God 'will heal Zim cholera'

Harare, Zimbabwe - Members of a popular church sect in Zimbabwe are refusing treatment for the deadly cholera disease, claiming God will heal them, said reports on Friday.

Reports said police had to be called in to confront members of Johanne Marange Apostolic sect in the eastern Buhera district, after an outbreak of cholera.

The disease, which spreads easily during the rainy season, had already killed at least 14 people in Zimbabwe.

Three of the victims were from Harare, where the authorities had closed down a popular fruit and vegetable market in a desperate bid to stop the spread of the disease.

Zimbabwe's deputy health minister said the government would deal "ruthlessly" with anyone trying to frustrate its efforts to control the disease.

Conventional forms of medicine

Edwin Muguti said: "Those who resist medical attention, especially during this time of an outbreak of a life-threatening disease, should face the full wrath of the law."

Apostolics, who were well known for their distinctive all-white clothing and their practice of gathering in the open to conduct their rites, were opposed to conventional forms of medicine.
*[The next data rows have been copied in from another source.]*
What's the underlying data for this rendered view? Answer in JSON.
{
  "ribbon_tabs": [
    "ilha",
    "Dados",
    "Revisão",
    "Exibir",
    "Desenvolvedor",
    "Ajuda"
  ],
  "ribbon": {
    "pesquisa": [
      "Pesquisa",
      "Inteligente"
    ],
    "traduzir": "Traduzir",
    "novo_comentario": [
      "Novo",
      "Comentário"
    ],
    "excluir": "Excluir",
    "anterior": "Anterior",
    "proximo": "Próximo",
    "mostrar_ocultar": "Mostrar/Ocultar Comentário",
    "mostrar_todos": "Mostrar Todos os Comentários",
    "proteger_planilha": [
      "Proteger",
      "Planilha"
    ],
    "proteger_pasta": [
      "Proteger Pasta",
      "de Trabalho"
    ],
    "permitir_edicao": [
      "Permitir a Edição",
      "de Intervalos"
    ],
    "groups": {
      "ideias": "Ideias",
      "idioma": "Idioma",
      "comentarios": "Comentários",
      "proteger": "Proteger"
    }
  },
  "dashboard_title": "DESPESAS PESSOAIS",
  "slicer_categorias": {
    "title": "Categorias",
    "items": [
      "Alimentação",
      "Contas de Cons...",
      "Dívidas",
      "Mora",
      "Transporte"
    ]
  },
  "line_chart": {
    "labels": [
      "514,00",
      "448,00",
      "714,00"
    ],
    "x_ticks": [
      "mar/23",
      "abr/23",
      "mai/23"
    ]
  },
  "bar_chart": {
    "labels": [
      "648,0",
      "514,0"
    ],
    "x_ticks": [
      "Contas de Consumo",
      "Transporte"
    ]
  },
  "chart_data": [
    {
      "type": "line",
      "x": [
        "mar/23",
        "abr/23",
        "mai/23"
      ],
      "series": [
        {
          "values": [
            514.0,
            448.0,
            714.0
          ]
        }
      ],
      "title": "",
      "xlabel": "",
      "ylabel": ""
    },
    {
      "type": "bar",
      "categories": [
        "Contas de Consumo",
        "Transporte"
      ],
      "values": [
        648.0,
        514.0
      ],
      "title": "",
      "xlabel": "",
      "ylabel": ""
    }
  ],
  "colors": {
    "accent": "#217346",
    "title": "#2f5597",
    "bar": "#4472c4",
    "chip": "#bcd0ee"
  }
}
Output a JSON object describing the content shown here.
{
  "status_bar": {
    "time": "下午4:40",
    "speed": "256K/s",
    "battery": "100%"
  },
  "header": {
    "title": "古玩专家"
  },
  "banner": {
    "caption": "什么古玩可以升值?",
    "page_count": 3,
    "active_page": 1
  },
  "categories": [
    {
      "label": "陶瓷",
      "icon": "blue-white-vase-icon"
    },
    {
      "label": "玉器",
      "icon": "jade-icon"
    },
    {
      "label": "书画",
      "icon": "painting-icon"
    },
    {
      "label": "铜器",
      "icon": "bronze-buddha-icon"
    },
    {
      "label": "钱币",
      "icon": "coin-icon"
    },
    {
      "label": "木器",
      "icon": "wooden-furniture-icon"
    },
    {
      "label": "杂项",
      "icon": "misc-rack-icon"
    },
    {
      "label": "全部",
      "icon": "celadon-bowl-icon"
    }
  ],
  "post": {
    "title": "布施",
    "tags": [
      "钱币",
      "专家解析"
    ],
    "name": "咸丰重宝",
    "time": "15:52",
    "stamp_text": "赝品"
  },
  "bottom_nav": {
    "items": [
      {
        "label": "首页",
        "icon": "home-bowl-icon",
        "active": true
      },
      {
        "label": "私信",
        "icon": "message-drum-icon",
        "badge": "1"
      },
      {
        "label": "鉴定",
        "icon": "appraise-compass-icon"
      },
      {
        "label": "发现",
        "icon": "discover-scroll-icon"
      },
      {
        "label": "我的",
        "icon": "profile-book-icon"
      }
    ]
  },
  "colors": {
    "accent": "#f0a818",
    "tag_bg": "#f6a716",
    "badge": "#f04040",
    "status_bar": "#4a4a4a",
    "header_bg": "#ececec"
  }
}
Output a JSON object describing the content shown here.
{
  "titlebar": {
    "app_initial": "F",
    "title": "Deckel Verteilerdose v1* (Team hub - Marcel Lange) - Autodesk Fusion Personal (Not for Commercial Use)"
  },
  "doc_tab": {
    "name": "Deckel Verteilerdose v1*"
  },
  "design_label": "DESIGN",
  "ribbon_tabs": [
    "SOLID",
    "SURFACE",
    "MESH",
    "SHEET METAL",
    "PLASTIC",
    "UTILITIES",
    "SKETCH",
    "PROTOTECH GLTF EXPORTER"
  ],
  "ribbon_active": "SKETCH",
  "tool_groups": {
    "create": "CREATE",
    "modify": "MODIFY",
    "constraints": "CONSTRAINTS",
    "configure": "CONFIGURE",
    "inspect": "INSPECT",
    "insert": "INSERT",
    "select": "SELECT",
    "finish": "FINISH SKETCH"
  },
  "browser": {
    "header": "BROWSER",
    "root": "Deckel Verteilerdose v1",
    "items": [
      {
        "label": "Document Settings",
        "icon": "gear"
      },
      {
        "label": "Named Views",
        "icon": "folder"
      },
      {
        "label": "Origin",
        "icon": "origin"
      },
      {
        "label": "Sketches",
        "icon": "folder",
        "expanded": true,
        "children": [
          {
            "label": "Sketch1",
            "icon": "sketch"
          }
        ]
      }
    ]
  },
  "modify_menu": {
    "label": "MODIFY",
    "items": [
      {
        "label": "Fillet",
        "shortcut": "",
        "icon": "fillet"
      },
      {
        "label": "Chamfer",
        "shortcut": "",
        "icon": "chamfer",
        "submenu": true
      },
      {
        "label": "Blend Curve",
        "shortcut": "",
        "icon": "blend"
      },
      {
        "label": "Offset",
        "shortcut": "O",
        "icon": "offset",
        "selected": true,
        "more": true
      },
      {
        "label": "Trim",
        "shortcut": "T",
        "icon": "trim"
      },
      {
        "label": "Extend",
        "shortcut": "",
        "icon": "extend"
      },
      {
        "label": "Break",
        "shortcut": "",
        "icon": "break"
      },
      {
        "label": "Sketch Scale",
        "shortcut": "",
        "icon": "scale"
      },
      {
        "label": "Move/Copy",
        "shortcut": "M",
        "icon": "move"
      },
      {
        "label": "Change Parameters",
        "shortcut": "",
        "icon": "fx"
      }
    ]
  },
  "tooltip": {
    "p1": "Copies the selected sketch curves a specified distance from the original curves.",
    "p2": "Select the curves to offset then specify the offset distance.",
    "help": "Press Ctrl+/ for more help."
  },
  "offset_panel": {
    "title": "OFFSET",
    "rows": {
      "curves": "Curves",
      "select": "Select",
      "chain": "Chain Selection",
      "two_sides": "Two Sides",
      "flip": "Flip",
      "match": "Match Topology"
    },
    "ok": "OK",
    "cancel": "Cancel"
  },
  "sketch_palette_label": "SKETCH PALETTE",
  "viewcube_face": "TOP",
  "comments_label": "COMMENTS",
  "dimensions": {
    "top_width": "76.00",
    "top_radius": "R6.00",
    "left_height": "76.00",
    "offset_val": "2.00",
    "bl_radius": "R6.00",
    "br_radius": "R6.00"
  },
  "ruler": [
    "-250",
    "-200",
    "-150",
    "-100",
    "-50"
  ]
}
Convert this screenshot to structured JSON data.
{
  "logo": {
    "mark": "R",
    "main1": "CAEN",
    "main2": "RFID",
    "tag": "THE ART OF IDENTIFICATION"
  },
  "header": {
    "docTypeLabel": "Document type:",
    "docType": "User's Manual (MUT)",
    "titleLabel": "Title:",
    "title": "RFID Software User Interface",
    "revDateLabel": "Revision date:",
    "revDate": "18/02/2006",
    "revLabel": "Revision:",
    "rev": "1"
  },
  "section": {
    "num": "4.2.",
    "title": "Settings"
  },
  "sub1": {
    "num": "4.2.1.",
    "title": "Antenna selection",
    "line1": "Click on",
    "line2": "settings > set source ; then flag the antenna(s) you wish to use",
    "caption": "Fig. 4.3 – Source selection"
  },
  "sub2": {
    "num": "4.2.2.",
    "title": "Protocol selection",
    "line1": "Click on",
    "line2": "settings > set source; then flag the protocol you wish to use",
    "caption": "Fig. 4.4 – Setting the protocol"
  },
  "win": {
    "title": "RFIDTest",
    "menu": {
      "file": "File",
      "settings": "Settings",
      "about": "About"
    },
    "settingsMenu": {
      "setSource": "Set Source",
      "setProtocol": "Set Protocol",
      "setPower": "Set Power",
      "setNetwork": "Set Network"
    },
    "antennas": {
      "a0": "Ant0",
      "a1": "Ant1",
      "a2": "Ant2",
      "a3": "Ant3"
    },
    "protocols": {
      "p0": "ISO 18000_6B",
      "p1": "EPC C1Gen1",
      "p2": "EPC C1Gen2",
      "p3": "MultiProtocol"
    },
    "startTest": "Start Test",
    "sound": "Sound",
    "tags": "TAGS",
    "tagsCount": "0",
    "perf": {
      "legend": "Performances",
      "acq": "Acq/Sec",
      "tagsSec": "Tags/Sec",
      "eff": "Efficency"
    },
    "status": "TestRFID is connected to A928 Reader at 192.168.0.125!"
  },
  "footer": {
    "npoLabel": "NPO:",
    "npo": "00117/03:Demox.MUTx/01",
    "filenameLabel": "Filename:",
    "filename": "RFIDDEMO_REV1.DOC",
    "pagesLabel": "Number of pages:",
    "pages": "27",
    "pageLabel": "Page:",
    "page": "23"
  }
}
Cholera broke out at Murambinda, a small settlement in Buhera at the end of the year. Health officials had been running cholera awareness campaigns in the area, but met resistance from the sect members.

The reports said: "They (the officials) successfully penetrated various sections of the community until recently when they met a lot of resistance from members of the Johanne Marange church."

The Apostolic church was estimated to have about three million followers in Zimbabwe - about one quarter of the population - but they were split into many different sects.